The American approach after World War II points to the spiritual, intellectual, and material emptiness in just fighting against things. Ultimately, when all we do is rage at what we hate, we’re left mostly angry and in the dark. We need to know what we fight for just as much as we need to know what we fight against. To bear the light, we must know and recognize and kindle the light, just as we must know and recognize and repudiate the darkness.
My Jewish neighbors do not have a menorah
I’m very aware that my Jewish neighbors do not have a menorah in their window this year. Andrea told me a few months ago how afraid she feels. She said that one of her friends in Wallingford, an Israeli expat, had a rock thrown through their window in response to a small Israeli flag decal. Her experience fits with the broader statistics that show dramatic increases in antisemitic incidents since October 7. When looking at hate crimes, race remains the most common factor, at just over half of all incidents. And religion comes next, making up about 22% of all bias crimes. The most recent FBI statistics show about 900 crimes directed at Christians, about 800 against Muslims, and over 5,000 directed at Jews.
Bearing the light
We cannot eliminate the darkness, but we can get better at bearing the light. Our first job as Christians is to seek to know and love God, to say the prayers and to participate in the Eucharist. And with that base, we do our best to understand the truth of what’s happening around us and to respond to that truth. We are called to treat all people with the dignity they deserve because they were created in the image of God and because, as John says, they carry the true light, which enlightens everyone.
Part of where we can start is with what’s in front of us. Where are the places we have control and influence? What do we care the most about and where can we best put our energies and our hearts? What are the values and commitments that have shaped us, and that contribute to the ways we can cooperate with God in building a better future? What are the things we’re fighting for, and why?

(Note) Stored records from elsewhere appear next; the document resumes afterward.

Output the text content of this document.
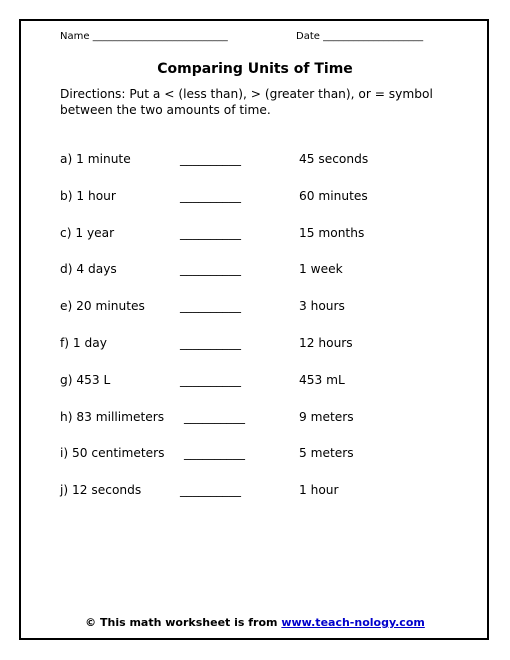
Name ___________________________	Date ____________________
Comparing Units of Time
Directions: Put a < (less than), > (greater than), or = symbol between the two amounts of time.
a) 1 minute	__________	45 seconds
b) 1 hour	__________	60 minutes
c) 1 year	__________	15 months
d) 4 days	__________	1 week
e) 20 minutes	__________	3 hours
f) 1 day	__________	12 hours
g) 453 L	__________	453 mL
h) 83 millimeters __________	9 meters
i) 50 centimeters __________	5 meters
j) 12 seconds	__________	1 hour
© This math worksheet is from www.teach-nology.com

If you say the daily Office, you will recite a psalm or two or six every day. Many writers about the psalms talk about how universal they are, and how they speak to the entirety of the human experience – good and bad. They provide a record of ancient Jews struggling with the same pressures and conflicts that we all struggle with today. Both John the Baptist and Jesus were steeped in them, and both Jews and Christians today continue to know and love them. Many of the psalms are laments at the injustice of the world, or a plea that suffering be relieved. Some are angry calls for God to do violence to our enemies. Yet the cry, over and over, is that God’s will, God’s justice, and God’s mercy – not our own – will prevail.
This is a way of bearing the light: to seek God’s will, not our own. To acknowledge our limitations, fear, and errors, and to still pray for the light of Christ to burn in our own hearts and to shine in the lives of others.
This abides,
Sister Michelle, OA
First Sunday after Christmas
Key elements of this homily came from Meir Soloveichik's "The Miracle of the Light," published in the Free Press on December 26, 2024.